Scientists probe DNA to create game-changing strain of mildew resistant cannabis
University of B.C. researchers are on the hunt for genes that protect cannabis from the destructive ravages of powdery mildew, which will be a game-changer for commercial growers.
Loren Rieseberg and Marco Todesco are comparing the natural resistance with four mildew strains in about 500 different cannabis cultivars maintained by Aurora Cannabis.
“These are the strains of mildew that are commonly found in Canadian greenhouses,” said Rieseberg.
Grey mould — known in the industry as bud rot — can quickly devastate a cannabis crop. Only a tiny fraction of infected plants will recover from an infection.
Although the project will require massive computing power to sort through genetic information, finding candidate cultivars is relatively simple.
“You just infect the plants by sprinkling them with mildew spores and see if they become diseased,” he said.
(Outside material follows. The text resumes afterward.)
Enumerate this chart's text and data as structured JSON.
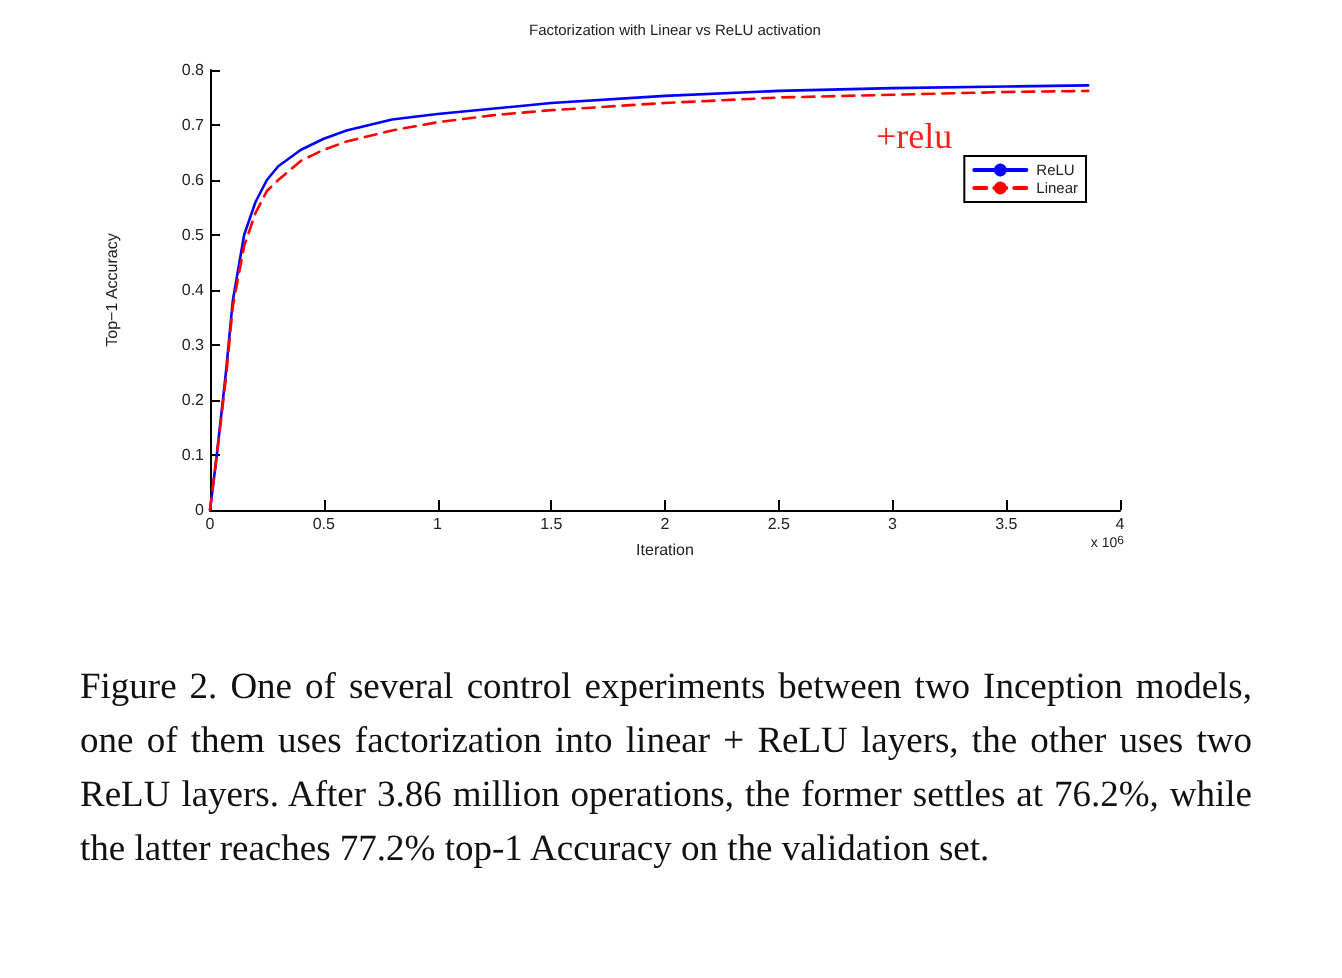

Once the researchers identify the most resistant cannabis varieties, they will sequence the genomes of the best candidates and compare them with identified genes and genetic variants associated with resistance. The genetic variants that are strongly associated with broad resistance to mildew and specific resistance to the most damaging mildew strains can quickly be incorporated into Aurora’s breeding program.
“Cannabis is a terrible crop in the sense that it’s not particularly resistant to disease and insects,” said Rieseberg.
The focus of breeders has always been to make cannabis a more potent intoxicant rather than making a resilient plant. As a result, the most highly prized strains of cannabis are relatively feeble plants, requiring strict control of light and humidity usually in a greenhouse-like environment.
Better cannabis strains would greatly reduce losses due to disease, according to a statement from Genome B.C.
The $4.2-million project — Fast-Track Breeding of Powdery Mildew-Resistant Cannabis — is jointly funded by Aurora, Genome B.C. and Genome Canada.
Because cannabis is ingested or inhaled, commercial growers are forbidden from using most chemical pesticides, and testing for residues of those products is strict.
“For something like powdery mildew, there is a strong incentive to develop really strong genetic resistance,” he said.
Studies of illicit cannabis have found pesticide residues, heavy metals and microbes in products intended to be smoked or eaten.
Commercial growers are reluctant to use genetic engineering to introduce desired traits into their crops, anticipating resistance to genetically modified organisms in their target markets, Rieseberg said.
The genomic data from the project will be made public for other researchers to use. The same sequences used to find genes associated with mildew resistance could also be used to identify and enhance other traits.
“I’ve been told by cultivators that different strains require different growing conditions, but obviously it would be more efficient if they could all be grown the same way,” he said. “The idea would be to make it into a crop more like tomatoes.
“Right now we are focused on mildew, because that is the industry’s biggest problem, but once the genomic data is developed, you could apply it to any sort of trait you want to target,” he said.